Implant surface characteristics are also extremely important for osseointegration. Bony ingrowth requires a pore size between 50 and 400 μm. This can be obtained by coating substrate implant metals with sintered beads, fiber mesh, and porous elements, such as tantalum metal, titanium, and hydroxyapetite. Porous metals and ceramics can be added to the implant by plasma spraying, a technique that involves mixing metal powders with a pressurized and ionized inert gas, forming a high-energy flame. The molten material is sprayed onto the implant, creating a textured surface. Hydroxyapatite is a porous calcium phosphate ceramic used in many orthopedic implants for its appealing osteoconductive properties and relatively inert bioreactivity.
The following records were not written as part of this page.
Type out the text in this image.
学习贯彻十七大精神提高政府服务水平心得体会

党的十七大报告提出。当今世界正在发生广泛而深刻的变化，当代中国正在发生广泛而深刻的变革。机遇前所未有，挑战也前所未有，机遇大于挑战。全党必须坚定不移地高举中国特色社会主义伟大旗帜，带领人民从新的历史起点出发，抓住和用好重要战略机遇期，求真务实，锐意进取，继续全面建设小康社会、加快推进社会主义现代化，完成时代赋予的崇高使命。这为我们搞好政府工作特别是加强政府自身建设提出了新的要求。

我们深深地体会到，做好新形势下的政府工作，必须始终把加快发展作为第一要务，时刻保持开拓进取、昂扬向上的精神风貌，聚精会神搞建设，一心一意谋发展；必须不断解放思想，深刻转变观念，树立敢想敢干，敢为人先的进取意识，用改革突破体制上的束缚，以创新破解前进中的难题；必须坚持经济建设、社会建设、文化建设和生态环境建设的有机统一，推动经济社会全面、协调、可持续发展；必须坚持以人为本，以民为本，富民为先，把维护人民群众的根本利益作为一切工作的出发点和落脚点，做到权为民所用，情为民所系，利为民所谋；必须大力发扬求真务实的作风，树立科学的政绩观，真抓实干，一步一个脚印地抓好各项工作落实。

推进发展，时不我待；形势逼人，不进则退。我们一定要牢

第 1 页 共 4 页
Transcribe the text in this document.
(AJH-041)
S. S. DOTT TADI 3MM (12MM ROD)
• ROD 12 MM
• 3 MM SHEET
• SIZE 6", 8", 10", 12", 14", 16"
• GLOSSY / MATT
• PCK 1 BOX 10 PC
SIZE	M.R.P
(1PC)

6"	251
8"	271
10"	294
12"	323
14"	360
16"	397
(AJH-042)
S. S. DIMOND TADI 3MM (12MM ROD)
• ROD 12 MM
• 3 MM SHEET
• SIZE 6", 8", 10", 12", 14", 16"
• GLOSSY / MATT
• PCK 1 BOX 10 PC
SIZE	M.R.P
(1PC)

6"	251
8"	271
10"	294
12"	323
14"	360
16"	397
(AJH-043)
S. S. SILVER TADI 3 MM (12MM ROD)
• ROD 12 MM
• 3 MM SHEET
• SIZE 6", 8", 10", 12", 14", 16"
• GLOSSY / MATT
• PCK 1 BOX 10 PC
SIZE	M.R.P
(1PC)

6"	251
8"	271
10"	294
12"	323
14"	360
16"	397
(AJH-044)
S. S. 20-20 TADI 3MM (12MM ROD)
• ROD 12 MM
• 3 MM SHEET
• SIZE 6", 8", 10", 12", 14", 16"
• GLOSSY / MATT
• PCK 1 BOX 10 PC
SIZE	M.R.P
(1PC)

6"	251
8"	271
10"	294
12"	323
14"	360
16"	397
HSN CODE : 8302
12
Osseointegration is a dynamic biologic process that evolves and matures over a 4- to 12-week time frame, and likely beyond. Successful osseointegration requires stable fixation, limited micromotion, and intimate contact. Micromotion of greater than 150 μm leads to fibrous tissue formation at the bone–implant interface, whereas less than 20 μm of motion results predominantly in bone formation. Motion amplitudes between 40 and 150 μm leads to a combination of bone and fibrous tissue formation. In most osseointegrating orthopedic endoprostheses, immediate stability is achieved by an interference fit, which is largely a product of frictional and hoop forces. In theory, once osseointegration has occurred, definitive stability is obtained via anchoring of the host bone into the porous spaces of the implant.

Despite an increasing understanding of the biological complexities of the bone–implant interface and numerous advances in implant design, osseointegration has a variety of limitations. Because osseointegration is a biologic process, host bone quality and physiology may negatively impact bony ingrowth. For example, preclinical models have demonstrated that osseointegration is delayed and quantitatively decreased in osteopenic bone. Diabetes, smoking, and peripheral vascular disease have also been associated with impaired osseointegration. Pertinent to orthopedic applications, even in the setting of optimal osseointegration, deleterious factors such as stress shielding, particle-induced osteolysis, bone loss, and infection may disrupt the osseointegration of the bone–implant interface. Stress shielding of well-fixed porous ingrowth implants is an ongoing challenge in orthopedics. This can be reduced using implants intended for proximal, metaphyseal ingrowth and by using implants with a lesser modulus of elasticity. Minimization of these common orthopedic endoprosthetic complications is a focus of ongoing investigations and collaboration with industry partners.